Tears ran down my face. I didn’t know the details of what had happened, but I knew the outcome. I had no doubt he suffered through until his last breath. I felt like for the first time in a long time, I could start to breathe again.
“Not the one you should be thanking.” With his lips pressed into a tight line, he gave me a firm nod. And then he was gone.
The next two weeks I sat at home letting my body heal. Brand and Bocca each drove me to one of my two doctor’s appointments. One was to check out my nose and face. I was lucky my nose was the only thing that had been broken. Everything else other than my shoulder was minor. The other ap
pointment was to determine how my shoulder was healing. The doctor tried to explain that it was a tiny slip or tear or something. I tried my best to listen, but I kept zoning out. I guessed by his tone that I was lucky. It was healing well and I would be able to go sling free from now on. He recommended that I limit my use and put this weird tape bandage thing on it at night. Bocca was there and, luckily, he paid attention to how it was supposed to be put on. He offered to come help me out whenever I needed. He made that offer with a wink, of course.
Nate had pretty much made himself scarce. The only time I saw him was when he cut the grass. I would spend the whole time in my room sitting by the window watching him. I felt like a creeper. I was hurt by the distance. Each time I watched him, even for a short time, made me realize how much I missed him. How much my body craved his touch and how much I longed to hear his voice.
A few times I saw him look up towards the back door. It made my heart flutter the tiniest amount. I wondered if he was waiting or hoping for me to come out with the excuse of bringing him a cold drink. But I didn’t. I stayed hidden, believing that if he ached to see me, then he would. All he had to do was knock and that very door he kept looking at. I started to give into the idea that our talk was never going to happen. That he didn’t want me to be part of his life anymore. Which cut me like a knife to the core.

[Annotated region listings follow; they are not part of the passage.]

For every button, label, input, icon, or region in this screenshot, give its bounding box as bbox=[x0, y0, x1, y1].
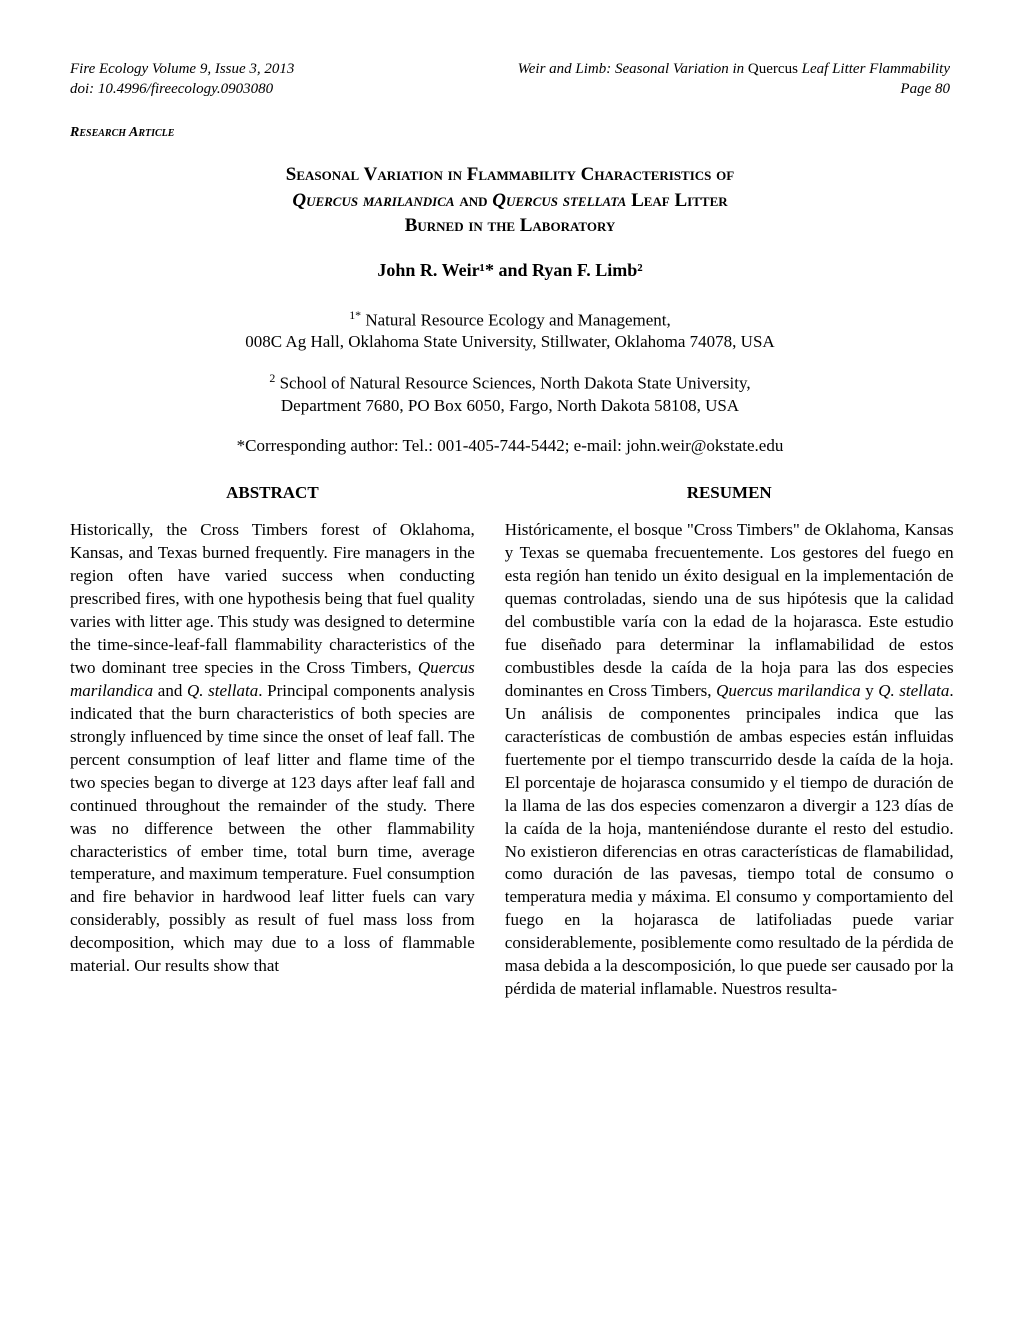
affiliation-2: 2 School of Natural Resource Sciences, N… bbox=[70, 371, 950, 417]
article-type: Research Article bbox=[70, 124, 950, 142]
abstract-text: Historically, the Cross Timbers forest o… bbox=[70, 519, 475, 978]
resumen-part1: Históricamente, el bosque "Cross Timbers… bbox=[505, 520, 954, 700]
article-title: Seasonal Variation in Flammability Chara… bbox=[130, 162, 890, 239]
page-number: Page 80 bbox=[518, 80, 950, 100]
journal-info: Fire Ecology Volume 9, Issue 3, 2013 bbox=[70, 60, 294, 80]
running-header: Fire Ecology Volume 9, Issue 3, 2013 doi… bbox=[70, 60, 950, 99]
abstract-heading: ABSTRACT bbox=[70, 482, 475, 504]
affiliation-2-line2: Department 7680, PO Box 6050, Fargo, Nor… bbox=[281, 396, 739, 415]
abstract-part1: Historically, the Cross Timbers forest o… bbox=[70, 520, 475, 677]
abstract-column: ABSTRACT Historically, the Cross Timbers… bbox=[70, 482, 475, 1001]
running-title-prefix: Weir and Limb: Seasonal Variation in bbox=[518, 61, 748, 77]
resumen-part2: y bbox=[861, 681, 879, 700]
resumen-part3: . Un análisis de componentes principales… bbox=[505, 681, 954, 998]
affiliation-2-line1: School of Natural Resource Sciences, Nor… bbox=[275, 374, 750, 393]
header-left: Fire Ecology Volume 9, Issue 3, 2013 doi… bbox=[70, 60, 294, 99]
title-line1: Seasonal Variation in Flammability Chara… bbox=[286, 164, 734, 185]
title-mid: and bbox=[455, 190, 493, 211]
corresponding-author: *Corresponding author: Tel.: 001-405-744… bbox=[70, 435, 950, 457]
resumen-species1: Quercus marilandica bbox=[716, 681, 861, 700]
title-species1: Quercus marilandica bbox=[292, 190, 454, 211]
abstract-part2: and bbox=[153, 681, 187, 700]
running-title-genus: Quercus bbox=[748, 61, 798, 77]
resumen-heading: RESUMEN bbox=[505, 482, 954, 504]
running-title: Weir and Limb: Seasonal Variation in Que… bbox=[518, 60, 950, 80]
title-line3: Burned in the Laboratory bbox=[405, 215, 616, 236]
abstract-part3: . Principal components analysis indicate… bbox=[70, 681, 475, 975]
resumen-column: RESUMEN Históricamente, el bosque "Cross… bbox=[505, 482, 954, 1001]
affiliation-1-line1: Natural Resource Ecology and Management, bbox=[361, 310, 671, 329]
doi: doi: 10.4996/fireecology.0903080 bbox=[70, 80, 294, 100]
affiliation-1-line2: 008C Ag Hall, Oklahoma State University,… bbox=[245, 332, 774, 351]
header-right: Weir and Limb: Seasonal Variation in Que… bbox=[518, 60, 950, 99]
running-title-suffix: Leaf Litter Flammability bbox=[798, 61, 950, 77]
resumen-species2: Q. stellata bbox=[878, 681, 949, 700]
affiliation-1-sup: 1* bbox=[349, 308, 361, 322]
title-species2: Quercus stellata bbox=[492, 190, 626, 211]
abstract-columns: ABSTRACT Historically, the Cross Timbers… bbox=[70, 482, 950, 1001]
title-end: Leaf Litter bbox=[626, 190, 727, 211]
abstract-species2: Q. stellata bbox=[187, 681, 258, 700]
authors: John R. Weir¹* and Ryan F. Limb² bbox=[70, 259, 950, 282]
affiliation-1: 1* Natural Resource Ecology and Manageme… bbox=[70, 308, 950, 354]
resumen-text: Históricamente, el bosque "Cross Timbers… bbox=[505, 519, 954, 1001]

I curled up on my bed feeling alone and unwanted. I felt tainted and dirty. The kind of filth you couldn’t wash off in the shower. Every day it became harder for me to breathe. And every day the vivid visions of what happened replayed more in my head.

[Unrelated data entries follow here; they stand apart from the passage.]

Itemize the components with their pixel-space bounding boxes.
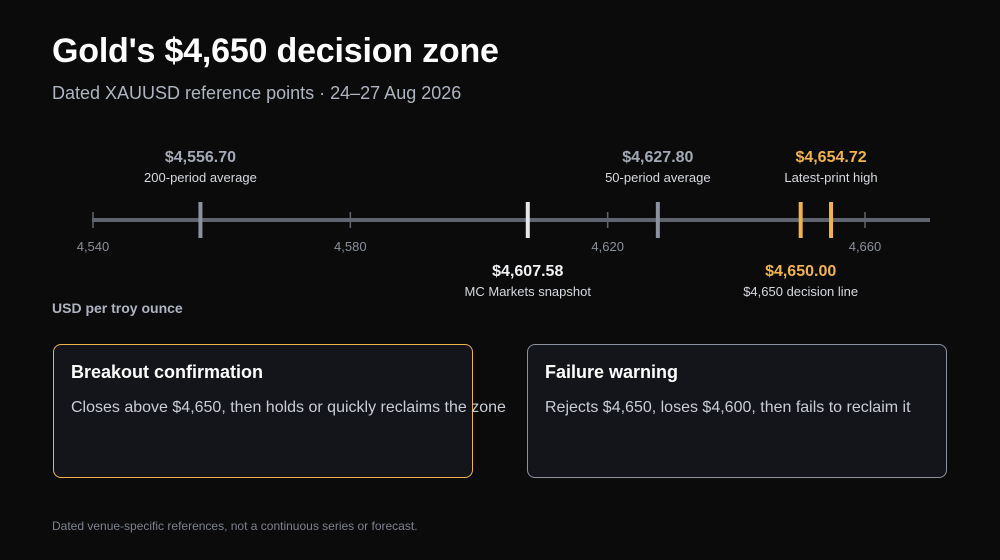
footnote: Dated venue-specific references, not a c…: [52, 519, 418, 533]
failure-card-body: Rejects $4,650, loses $4,600, then fails…: [545, 399, 911, 416]
failure-card-title: Failure warning: [545, 362, 679, 382]
marker-name-label: $4,650 decision line: [743, 284, 858, 299]
marker-4556-70: [198, 202, 203, 238]
breakout-card-body: Closes above $4,650, then holds or quick…: [71, 399, 506, 416]
marker-name-label: 50-period average: [605, 170, 711, 185]
marker-price-label: $4,654.72: [795, 149, 866, 166]
marker-price-label: $4,607.58: [492, 263, 563, 280]
axis-tick-label: 4,660: [849, 239, 882, 254]
marker-4650-00: [798, 202, 803, 238]
marker-name-label: MC Markets snapshot: [465, 284, 592, 299]
price-scale-chart: 4,540 4,580 4,620 4,660 $4,556.70 200-period …: [77, 149, 930, 299]
marker-price-label: $4,556.70: [165, 149, 236, 166]
marker-4607-58: [525, 202, 530, 238]
page-subtitle: Dated XAUUSD reference points · 24–27 Au…: [52, 83, 462, 103]
marker-4654-72: [829, 202, 834, 238]
breakout-card-title: Breakout confirmation: [71, 362, 264, 382]
axis-tick-label: 4,620: [591, 239, 624, 254]
failure-warning-card: Failure warning Rejects $4,650, loses $4…: [527, 344, 947, 478]
axis-unit-label: USD per troy ounce: [52, 300, 183, 316]
marker-price-label: $4,650.00: [765, 263, 836, 280]
breakout-confirmation-card: Breakout confirmation Closes above $4,65…: [53, 344, 506, 478]
axis-tick-label: 4,540: [77, 239, 110, 254]
marker-name-label: Latest-print high: [784, 170, 877, 185]
page-title: Gold's $4,650 decision zone: [52, 32, 499, 70]
marker-name-label: 200-period average: [144, 170, 257, 185]
marker-4627-80: [655, 202, 660, 238]
axis-tick-label: 4,580: [334, 239, 367, 254]
marker-price-label: $4,627.80: [622, 149, 693, 166]
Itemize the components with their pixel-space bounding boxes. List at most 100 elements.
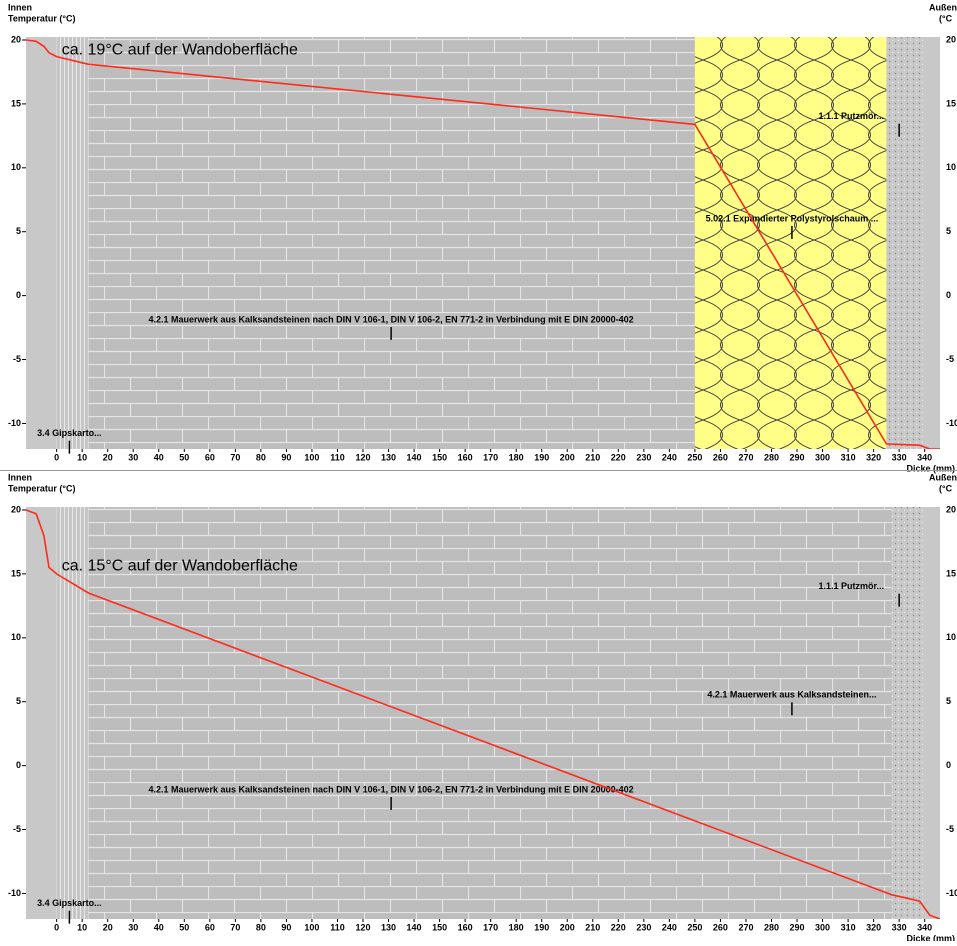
y2-tick-label: 15	[946, 568, 956, 578]
y2-tick-label: 0	[946, 760, 951, 770]
x-tick-label: 320	[866, 452, 881, 462]
y-tick-label: 20	[11, 34, 21, 44]
y-tick-label: 20	[11, 504, 21, 514]
x-tick-label: 10	[77, 452, 87, 462]
x-tick-label: 50	[179, 452, 189, 462]
x-tick-label: 330	[892, 922, 907, 932]
x-tick-label: 30	[128, 452, 138, 462]
x-tick-label: 210	[585, 452, 600, 462]
x-tick-label: 280	[764, 452, 779, 462]
x-tick-label: 240	[662, 922, 677, 932]
x-tick-label: 120	[355, 452, 370, 462]
x-tick-label: 190	[534, 922, 549, 932]
y-tick-label: 5	[16, 696, 21, 706]
x-axis-label: Dicke (mm)	[906, 933, 955, 941]
y-tick-label: 0	[16, 290, 21, 300]
x-tick-label: 220	[611, 452, 626, 462]
annotation: 1.1.1 Putzmör...	[818, 581, 884, 591]
annotation: 3.4 Gipskarto...	[37, 898, 102, 908]
x-tick-label: 310	[841, 452, 856, 462]
y-axis-label: Temperatur (°C)	[8, 483, 75, 493]
y-tick-label: -5	[13, 354, 21, 364]
x-tick-label: 240	[662, 452, 677, 462]
x-tick-label: 250	[687, 922, 702, 932]
x-tick-label: 80	[256, 452, 266, 462]
x-tick-label: 150	[432, 452, 447, 462]
x-tick-label: 150	[432, 922, 447, 932]
x-tick-label: 70	[230, 922, 240, 932]
x-tick-label: 290	[790, 452, 805, 462]
page: InnenTemperatur (°C)Außen(°CDicke (mm)-1…	[0, 0, 957, 941]
annotation: ca. 15°C auf der Wandoberfläche	[62, 557, 298, 574]
y2-tick-label: 15	[946, 98, 956, 108]
y2-tick-label: 10	[946, 162, 956, 172]
y2-tick-label: -10	[946, 888, 957, 898]
y2-axis-label: (°C	[939, 483, 953, 493]
x-tick-label: 70	[230, 452, 240, 462]
x-tick-label: 330	[892, 452, 907, 462]
x-tick-label: 20	[103, 922, 113, 932]
outside-label: Außen	[929, 472, 957, 482]
x-tick-label: 220	[611, 922, 626, 932]
x-tick-label: 10	[77, 922, 87, 932]
x-tick-label: 120	[355, 922, 370, 932]
x-tick-label: 140	[407, 452, 422, 462]
layer	[89, 37, 695, 449]
x-tick-label: 40	[154, 452, 164, 462]
y-tick-label: 0	[16, 760, 21, 770]
x-tick-label: 190	[534, 452, 549, 462]
annotation: 1.1.1 Putzmör...	[818, 111, 884, 121]
inside-label: Innen	[8, 2, 32, 12]
x-tick-label: 210	[585, 922, 600, 932]
x-tick-label: 260	[713, 922, 728, 932]
x-tick-label: 140	[407, 922, 422, 932]
x-tick-label: 180	[509, 452, 524, 462]
x-tick-label: 50	[179, 922, 189, 932]
y-tick-label: 15	[11, 568, 21, 578]
x-tick-label: 130	[381, 452, 396, 462]
y-tick-label: 10	[11, 632, 21, 642]
y-axis-label: Temperatur (°C)	[8, 13, 75, 23]
outside-label: Außen	[929, 2, 957, 12]
x-tick-label: 160	[458, 922, 473, 932]
x-tick-label: 340	[917, 922, 932, 932]
x-tick-label: 110	[330, 922, 345, 932]
x-tick-label: 40	[154, 922, 164, 932]
y2-tick-label: -5	[946, 354, 954, 364]
x-tick-label: 60	[205, 922, 215, 932]
x-tick-label: 90	[281, 452, 291, 462]
x-tick-label: 0	[54, 922, 59, 932]
annotation: ca. 19°C auf der Wandoberfläche	[62, 41, 298, 58]
x-tick-label: 100	[304, 452, 319, 462]
x-tick-label: 170	[483, 452, 498, 462]
annotation: 5.02.1 Expandierter Polystyrolschaum ...	[706, 213, 879, 223]
x-tick-label: 290	[790, 922, 805, 932]
x-tick-label: 250	[687, 452, 702, 462]
y-tick-label: -5	[13, 824, 21, 834]
inside-label: Innen	[8, 472, 32, 482]
y-tick-label: 15	[11, 98, 21, 108]
x-tick-label: 270	[738, 452, 753, 462]
x-tick-label: 280	[764, 922, 779, 932]
x-tick-label: 320	[866, 922, 881, 932]
x-tick-label: 90	[281, 922, 291, 932]
annotation: 4.2.1 Mauerwerk aus Kalksandsteinen nach…	[148, 784, 633, 794]
x-tick-label: 130	[381, 922, 396, 932]
y-tick-label: 10	[11, 162, 21, 172]
x-tick-label: 20	[103, 452, 113, 462]
y2-tick-label: 5	[946, 226, 951, 236]
annotation: 4.2.1 Mauerwerk aus Kalksandsteinen nach…	[148, 314, 633, 324]
x-tick-label: 300	[815, 452, 830, 462]
x-tick-label: 230	[636, 922, 651, 932]
x-tick-label: 170	[483, 922, 498, 932]
x-tick-label: 80	[256, 922, 266, 932]
x-tick-label: 30	[128, 922, 138, 932]
y2-axis-label: (°C	[939, 13, 953, 23]
x-tick-label: 310	[841, 922, 856, 932]
y2-tick-label: -10	[946, 418, 957, 428]
x-tick-label: 110	[330, 452, 345, 462]
x-tick-label: 200	[560, 922, 575, 932]
x-tick-label: 160	[458, 452, 473, 462]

The only reason I was able to sleep at first was that the pain medication they gave me made me drowsy. I hated taking it but I hated being awake more. I had taken the last one days ago and even though I spent most of my time in bed, sleep never came to me. Chris and Brand had both tried multiple times to get me to come out of my room. I only left to go to the bathroom. Nan brought me food after she gave up on me coming down to get it. Most of the time it sat there uneaten. It was the same as before, but this time the nightmare was much worse.